Distributed Systems

Introduction

A distributed system consists of multiple independent computing nodes collaborating over a network. This article covers core theory (CAP theorem, consistency models, consensus algorithms) and engineering practices (microservices, message queues, distributed transactions).

1. CAP Theorem

The CAP theorem states that a distributed system facing network partitions cannot simultaneously satisfy all three properties:

Property	Meaning
C (Consistency)	All nodes see the same data
A (Availability)	Every request receives a (non-error) response
P (Partition Tolerance)	The system continues to operate despite network partitions

Since network partitions are unavoidable in practice, the real choice is between CP and AP:

Choice	Meaning	Representative Systems
CP	Guarantees consistency, sacrifices availability	ZooKeeper, etcd, HBase
AP	Guarantees availability, sacrifices consistency	Cassandra, DynamoDB, CouchDB

PACELC Extension

The PACELC theorem further states: even without partitions (E=Else), there is still a trade-off between Latency and Consistency.

2. Consistency Models

2.1 Strong Consistency (Linearizability)

All operations appear to execute in a global total order, and reads always return the most recent write value.

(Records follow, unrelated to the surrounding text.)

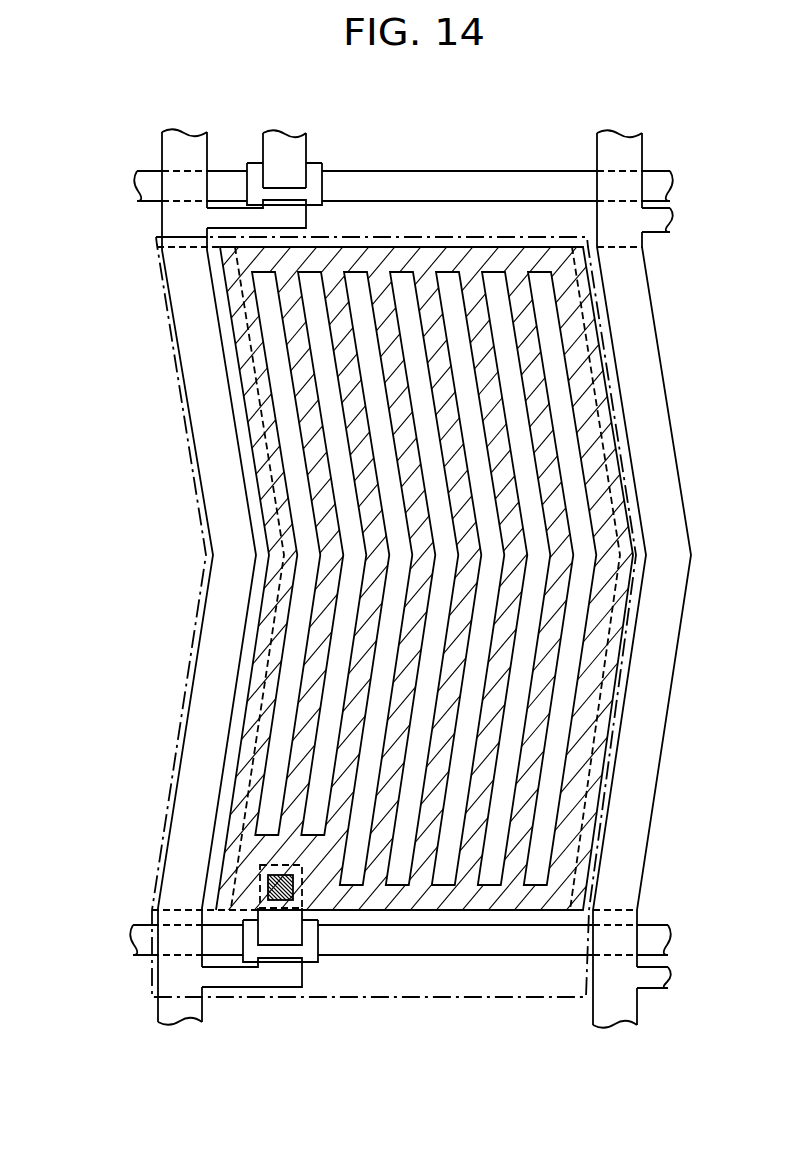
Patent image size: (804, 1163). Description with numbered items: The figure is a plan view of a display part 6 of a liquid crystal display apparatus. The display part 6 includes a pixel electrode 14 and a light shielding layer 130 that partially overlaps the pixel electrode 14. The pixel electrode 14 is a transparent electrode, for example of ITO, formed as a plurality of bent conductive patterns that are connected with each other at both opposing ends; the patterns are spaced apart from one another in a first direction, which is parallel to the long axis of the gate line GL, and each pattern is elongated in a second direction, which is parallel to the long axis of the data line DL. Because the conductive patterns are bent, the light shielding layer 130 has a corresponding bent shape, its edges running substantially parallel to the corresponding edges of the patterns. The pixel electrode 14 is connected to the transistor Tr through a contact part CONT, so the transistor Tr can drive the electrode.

The gate line GL is at (433, 172).
The data line DL is at (210, 455).
The light shielding layer 130 is at (187, 247).
The pixel electrode 14 is at (240, 308).
The contact part CONT is at (268, 880).
The transistor Tr is at (313, 938).
The display part 6 is at (522, 997).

\[ \text{write}(x, v) \prec \text{read}(x) \Rightarrow \text{read}(x) = v \]

Implementation: single leader + synchronous replication
Cost: high latency
Representative: Spanner (TrueTime)

2.2 Eventual Consistency

If no new writes occur, all replicas will eventually converge to the same value.

\[ \lim_{t \to \infty} \text{replicas}(x, t) \to \text{same value} \]

Stale reads possible during the convergence window
Representatives: DNS, Amazon S3, Cassandra

2.3 Causal Consistency

Guarantees that causally related operations are observed in causal order by all nodes, while concurrent operations may be arbitrarily ordered.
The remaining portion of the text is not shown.